Usage of these basetypes are demonstrated in the examples Spherical Coordinates to XYZ (octa_c) and Klein Bottle, Spherical to XYZ (octa_s)

coordinate system Spherical    
octa_s, cube_s r = 1 0 ≤ θ ≤ 2π 0 ≲ φ ≲ π
octa_c, cube_c r = 1 0 ≤ θ ≤ 2π φmin ≤ φ ≤ φmax

The minrad argument offsets the range of φ by ±sin-1(minrad) for the octa_c and cube_c basetypes.

basetype faces edges vertices
octa_s 14 26 13
cube_s 48 80 33
octa_c 16 29 14
cube_c 12 22 11

Circumferential Geometries

Circumferential geometries are those with a quadrilateral grid of vertices. Unlike the previous geometries which use rez to set the number of faces, these geometries are defined by the number of subdivisions along two surface coordinates. The surface geometry is generated using the grid class method:

surface = s3d.xxxxxSurface.grid(argA,argB,basetype)

where argA and argB are the number of subdivisions of the surface coordinates, which are tabulated below.

Class argA divisions argB divisions
PolarSurface radial, r azimuthal, θ
CylindricalSurface vertical, z azimuthal, θ
SphericalSurface polar, φ azimuthal, θ

Triangular faces are constructed from quadrilateral subdivisions which are further subdivided into triangles. The basetype is a string, ‘d’ for triangular faces. The default value of ‘d’ extends the triangular faces over the entire surface domain. Additional values for the basetype are described in the following sections for split and quadrilateral face geometries.
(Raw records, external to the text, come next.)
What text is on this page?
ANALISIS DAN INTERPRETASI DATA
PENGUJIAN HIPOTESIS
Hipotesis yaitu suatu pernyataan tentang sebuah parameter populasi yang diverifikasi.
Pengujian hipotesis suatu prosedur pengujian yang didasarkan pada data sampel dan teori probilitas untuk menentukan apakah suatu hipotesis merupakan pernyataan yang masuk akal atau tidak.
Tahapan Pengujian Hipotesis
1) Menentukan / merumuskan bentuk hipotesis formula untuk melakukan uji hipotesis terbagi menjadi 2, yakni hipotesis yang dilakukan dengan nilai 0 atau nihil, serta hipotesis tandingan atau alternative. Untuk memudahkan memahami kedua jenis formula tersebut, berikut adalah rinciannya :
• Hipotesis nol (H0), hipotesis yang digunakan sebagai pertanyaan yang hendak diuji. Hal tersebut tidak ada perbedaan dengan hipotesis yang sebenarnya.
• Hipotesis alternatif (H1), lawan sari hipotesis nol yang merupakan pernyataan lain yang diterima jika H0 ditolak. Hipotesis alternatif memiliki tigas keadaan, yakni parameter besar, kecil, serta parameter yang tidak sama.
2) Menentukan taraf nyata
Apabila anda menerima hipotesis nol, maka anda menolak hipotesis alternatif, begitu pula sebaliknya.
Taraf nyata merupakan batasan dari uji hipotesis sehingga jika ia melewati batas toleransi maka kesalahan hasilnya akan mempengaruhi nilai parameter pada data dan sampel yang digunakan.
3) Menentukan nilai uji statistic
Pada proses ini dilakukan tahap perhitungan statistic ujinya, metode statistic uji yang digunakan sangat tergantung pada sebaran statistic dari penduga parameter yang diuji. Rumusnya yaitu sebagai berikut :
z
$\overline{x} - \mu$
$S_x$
In the following example figure, all surfaces were constructed using 8 and 16 as the two method argument values.


Quadrilateral Face Geometry

All previously defined base geometries have triangular faces. The following describes geometries which have quadrilateral, four-sided faces.
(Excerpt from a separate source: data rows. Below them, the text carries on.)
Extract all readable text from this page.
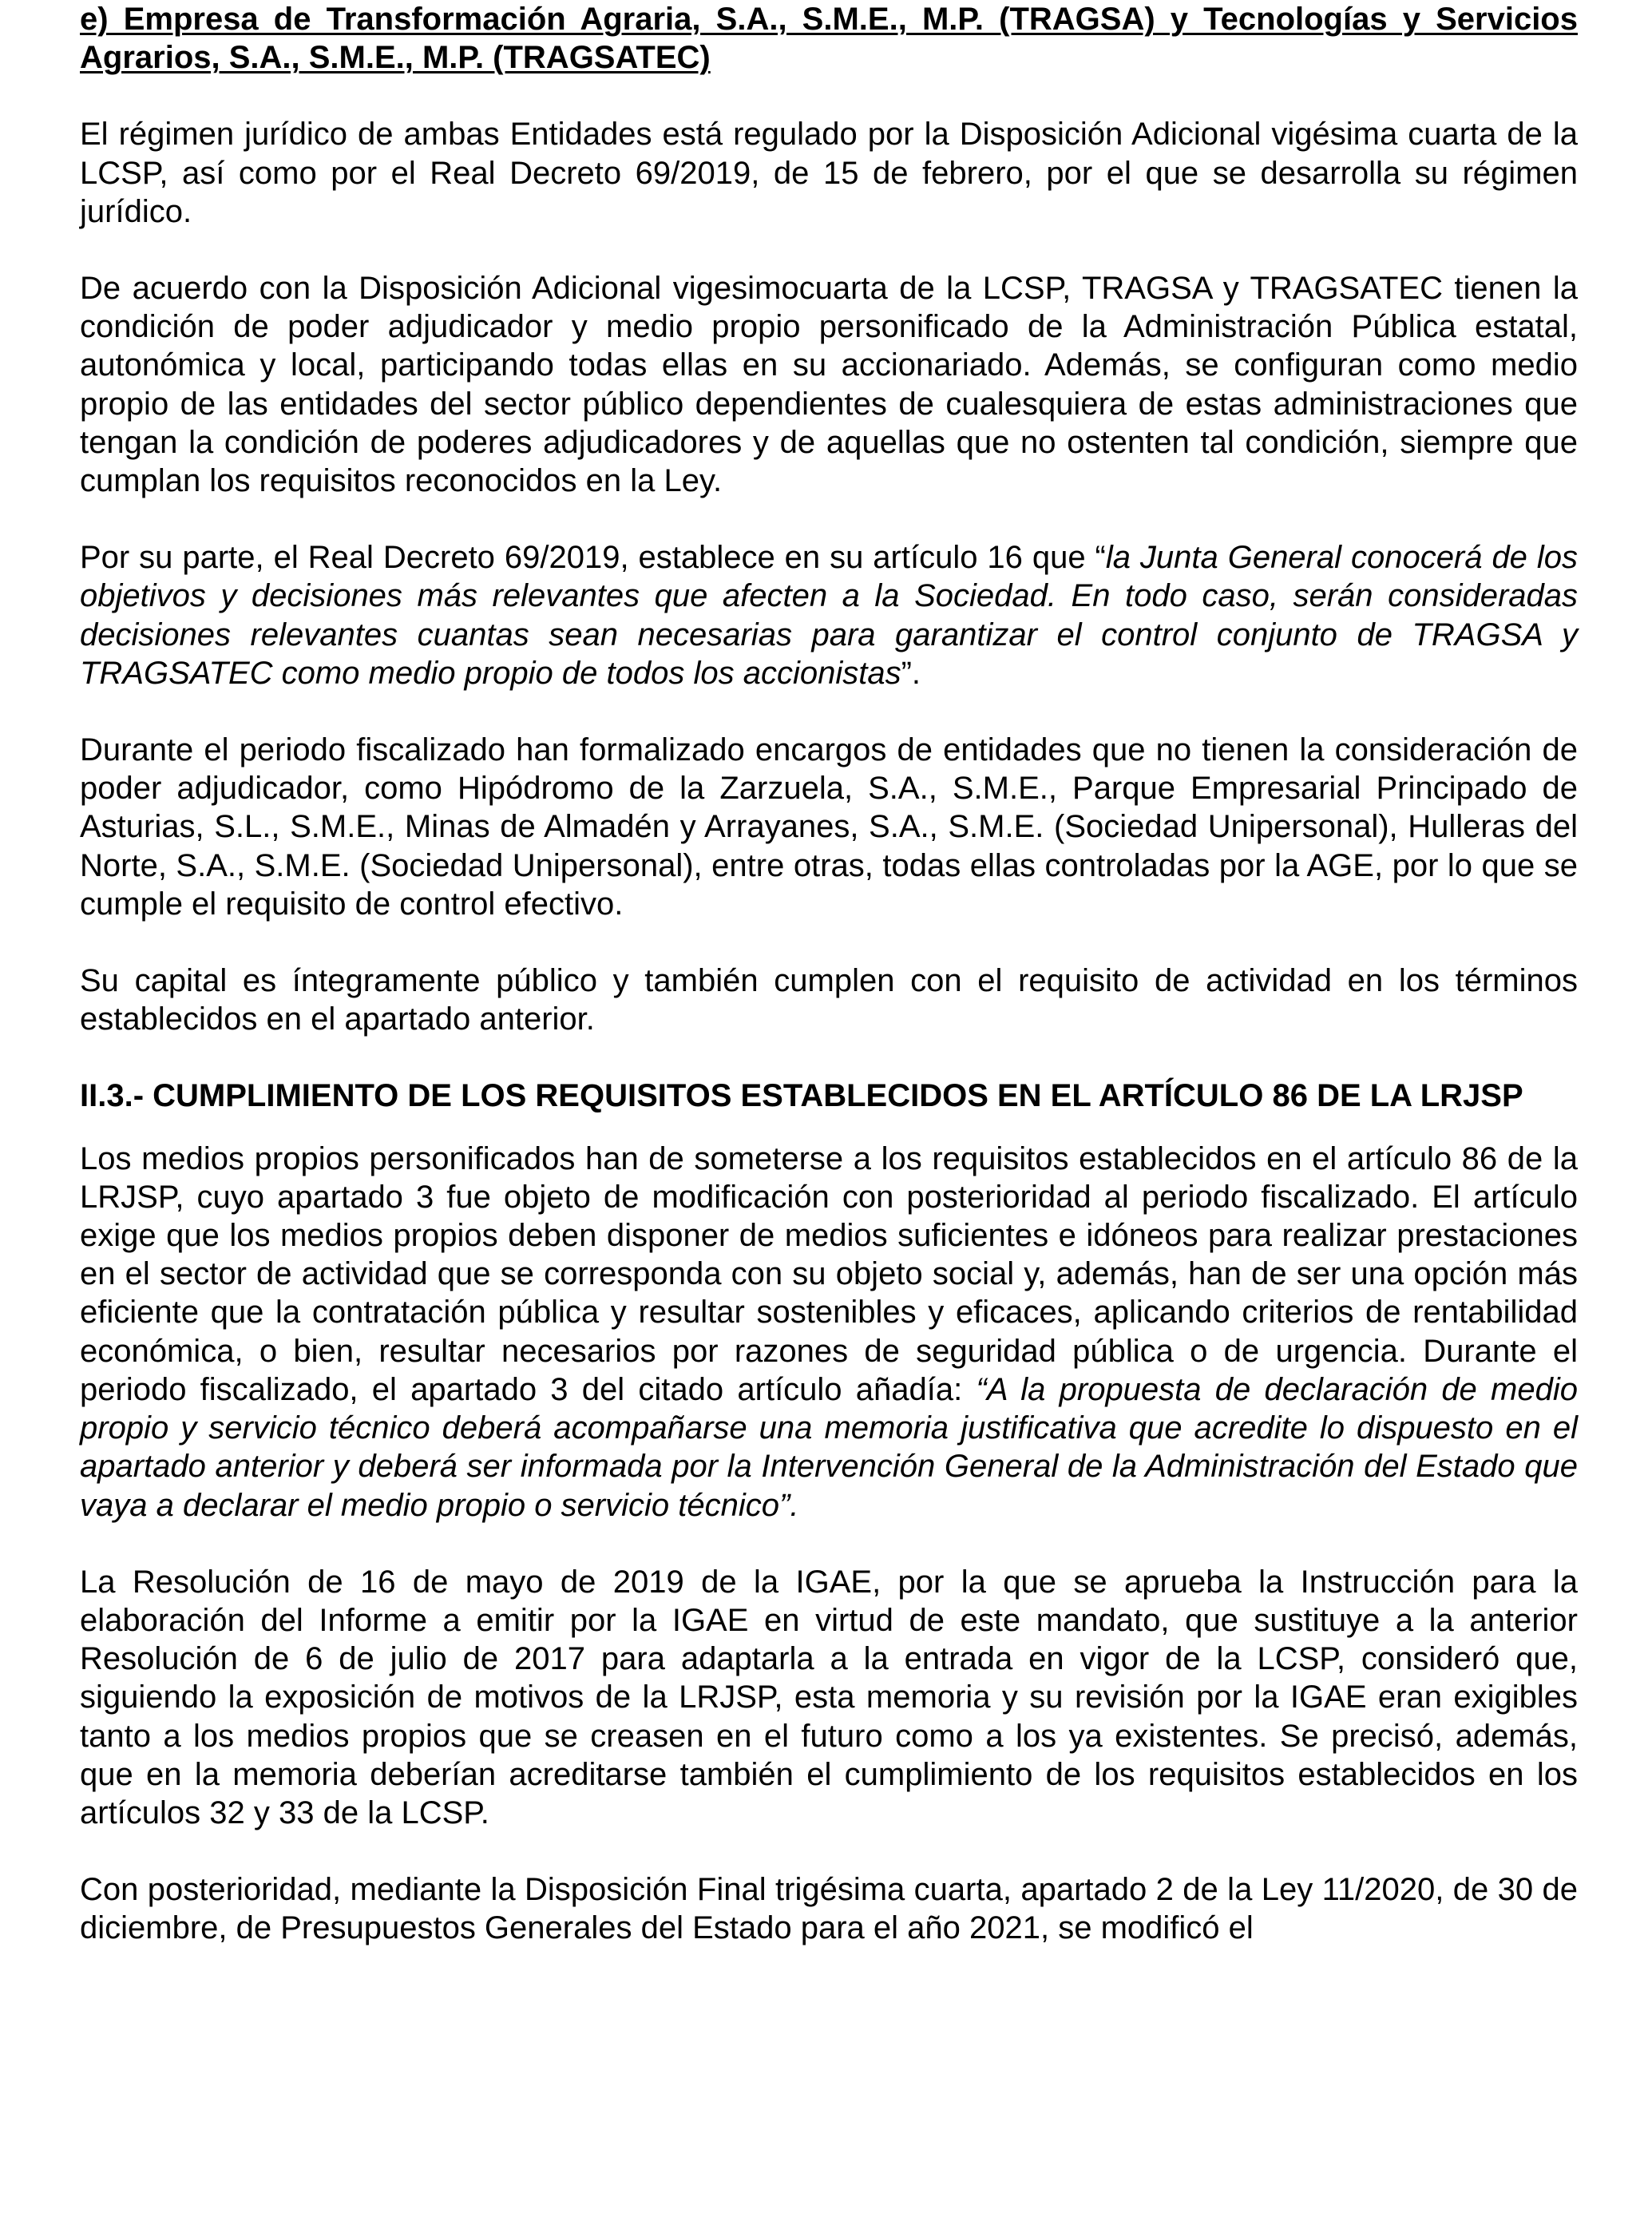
e) Empresa de Transformación Agraria, S.A., S.M.E., M.P. (TRAGSA) y Tecnologías y Servicios Agrarios, S.A., S.M.E., M.P. (TRAGSATEC)

El régimen jurídico de ambas Entidades está regulado por la Disposición Adicional vigésima cuarta de la LCSP, así como por el Real Decreto 69/2019, de 15 de febrero, por el que se desarrolla su régimen jurídico.

De acuerdo con la Disposición Adicional vigesimocuarta de la LCSP, TRAGSA y TRAGSATEC tienen la condición de poder adjudicador y medio propio personificado de la Administración Pública estatal, autonómica y local, participando todas ellas en su accionariado. Además, se configuran como medio propio de las entidades del sector público dependientes de cualesquiera de estas administraciones que tengan la condición de poderes adjudicadores y de aquellas que no ostenten tal condición, siempre que cumplan los requisitos reconocidos en la Ley.

Por su parte, el Real Decreto 69/2019, establece en su artículo 16 que “la Junta General conocerá de los objetivos y decisiones más relevantes que afecten a la Sociedad. En todo caso, serán consideradas decisiones relevantes cuantas sean necesarias para garantizar el control conjunto de TRAGSA y TRAGSATEC como medio propio de todos los accionistas”.

Durante el periodo fiscalizado han formalizado encargos de entidades que no tienen la consideración de poder adjudicador, como Hipódromo de la Zarzuela, S.A., S.M.E., Parque Empresarial Principado de Asturias, S.L., S.M.E., Minas de Almadén y Arrayanes, S.A., S.M.E. (Sociedad Unipersonal), Hulleras del Norte, S.A., S.M.E. (Sociedad Unipersonal), entre otras, todas ellas controladas por la AGE, por lo que se cumple el requisito de control efectivo.

Su capital es íntegramente público y también cumplen con el requisito de actividad en los términos establecidos en el apartado anterior.

II.3.- CUMPLIMIENTO DE LOS REQUISITOS ESTABLECIDOS EN EL ARTÍCULO 86 DE LA LRJSP

Los medios propios personificados han de someterse a los requisitos establecidos en el artículo 86 de la LRJSP, cuyo apartado 3 fue objeto de modificación con posterioridad al periodo fiscalizado. El artículo exige que los medios propios deben disponer de medios suficientes e idóneos para realizar prestaciones en el sector de actividad que se corresponda con su objeto social y, además, han de ser una opción más eficiente que la contratación pública y resultar sostenibles y eficaces, aplicando criterios de rentabilidad económica, o bien, resultar necesarios por razones de seguridad pública o de urgencia. Durante el periodo fiscalizado, el apartado 3 del citado artículo añadía: “A la propuesta de declaración de medio propio y servicio técnico deberá acompañarse una memoria justificativa que acredite lo dispuesto en el apartado anterior y deberá ser informada por la Intervención General de la Administración del Estado que vaya a declarar el medio propio o servicio técnico”.

La Resolución de 16 de mayo de 2019 de la IGAE, por la que se aprueba la Instrucción para la elaboración del Informe a emitir por la IGAE en virtud de este mandato, que sustituye a la anterior Resolución de 6 de julio de 2017 para adaptarla a la entrada en vigor de la LCSP, consideró que, siguiendo la exposición de motivos de la LRJSP, esta memoria y su revisión por la IGAE eran exigibles tanto a los medios propios que se creasen en el futuro como a los ya existentes. Se precisó, además, que en la memoria deberían acreditarse también el cumplimiento de los requisitos establecidos en los artículos 32 y 33 de la LCSP.

Con posterioridad, mediante la Disposición Final trigésima cuarta, apartado 2 de la Ley 11/2020, de 30 de diciembre, de Presupuestos Generales del Estado para el año 2021, se modificó el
For polar, cylindrical and spherical base geometries, the grid class method using a basetype argument of ‘r’ or ‘x’ produces quadrilateral surface faces. The value of ‘x’ produces the split geometry for these base surfaces. The parameter minrad is used for both these basetypes since quadrilateral faces are not joined at the poles.
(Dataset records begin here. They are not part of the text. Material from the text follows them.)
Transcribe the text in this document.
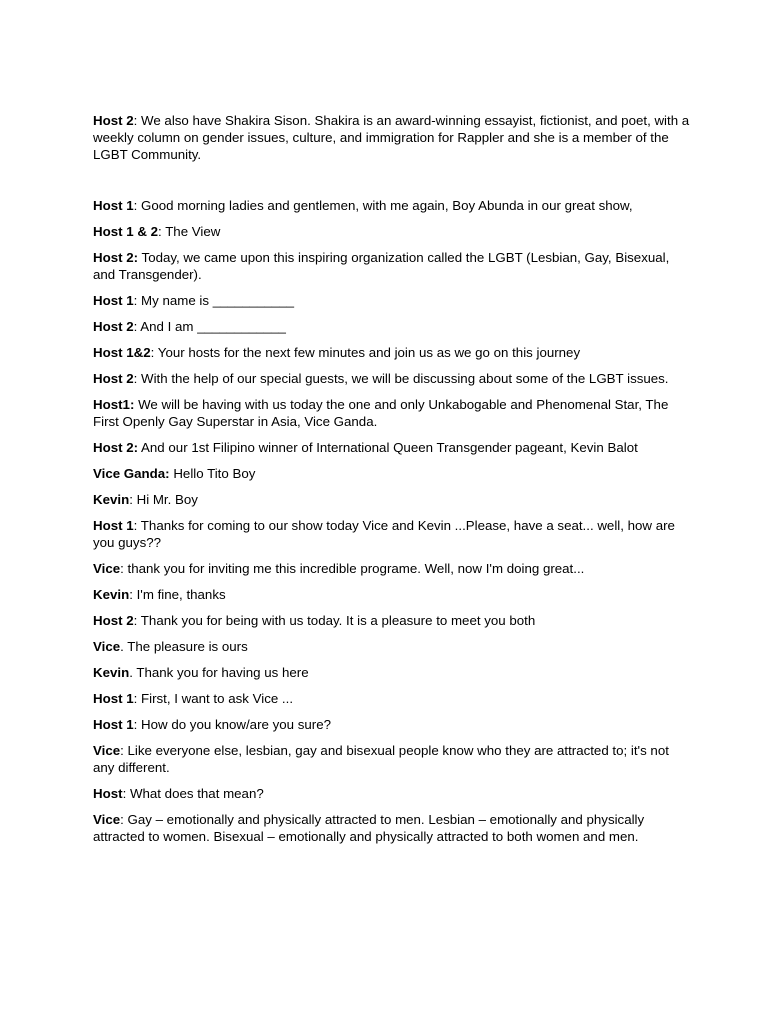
Host 2: We also have Shakira Sison. Shakira is an award-winning essayist, fictionist, and poet, with a weekly column on gender issues, culture, and immigration for Rappler and she is a member of the LGBT Community.

Host 1: Good morning ladies and gentlemen, with me again, Boy Abunda in our great show,

Host 1 & 2: The View

Host 2: Today, we came upon this inspiring organization called the LGBT (Lesbian, Gay, Bisexual, and Transgender).

Host 1: My name is ___________

Host 2: And I am ____________

Host 1&2: Your hosts for the next few minutes and join us as we go on this journey

Host 2: With the help of our special guests, we will be discussing about some of the LGBT issues.

Host1: We will be having with us today the one and only Unkabogable and Phenomenal Star, The First Openly Gay Superstar in Asia, Vice Ganda.

Host 2: And our 1st Filipino winner of International Queen Transgender pageant, Kevin Balot

Vice Ganda: Hello Tito Boy

Kevin: Hi Mr. Boy

Host 1: Thanks for coming to our show today Vice and Kevin ...Please, have a seat... well, how are you guys??

Vice: thank you for inviting me this incredible programe. Well, now I'm doing great...

Kevin: I'm fine, thanks

Host 2: Thank you for being with us today. It is a pleasure to meet you both

Vice. The pleasure is ours

Kevin. Thank you for having us here

Host 1: First, I want to ask Vice ...

Host 1: How do you know/are you sure?

Vice: Like everyone else, lesbian, gay and bisexual people know who they are attracted to; it's not any different.

Host: What does that mean?

Vice: Gay – emotionally and physically attracted to men. Lesbian – emotionally and physically attracted to women. Bisexual – emotionally and physically attracted to both women and men.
Examples for these basetypes is shown below:


Base Types

The polar, cylindrical and spherical classmethod grid has six basetypes controlling the grid geometry. These six are exemplified in the following figure using the SphericalSurface grid method.


The ‘s’, ‘w’, and ‘x’ basetypes are all split geometries shown in the bottom row. The ‘r’ and ‘x’ basetypes have quadrilateral faces, shown in the right column. The ‘q’ and ‘w’ use the same vertices as the ‘r’ and ‘x’ basetypes but have triangular faces. These last four basetypes use the minrad grid method argument to the set minimum radius from the z-axis. The default value for minrad is 0.01. The minimum radius and split size have been exaggerated in this figure to clarify the distinction among the different basetypes.

The CylindricalSurface grid method also has six additional basetypes for cylindrical volume surfaces with top and bottom surfaces. The basetype specification string uses the previous six strings with the ‘v’ character added to the end of the string. The ‘dv’ and ‘rv’ surfaces are shown in the previous two figures in this section.

Planar Grid Geometries

For the PlanarSurface class, rectangular faced surfaces can be created either by :

  1. creating a PlanarSurface object using a basetype of ‘squ’, which uses rez to set the number of faces, or
  2. using the grid class method to set the x and y divisions.

In addition, the CubicSurface class is used to create a basic cubic geometry composed of square faces. The native coordinate system for the CubicSurface class is the xyz coordinates.

Examples of these surfaces are shown below.


Note: the distinction between the CubicSurface object and the platonic spherical surface object with a basetype of cube_a is the triangulated faces and the different native coordinate system used for the class.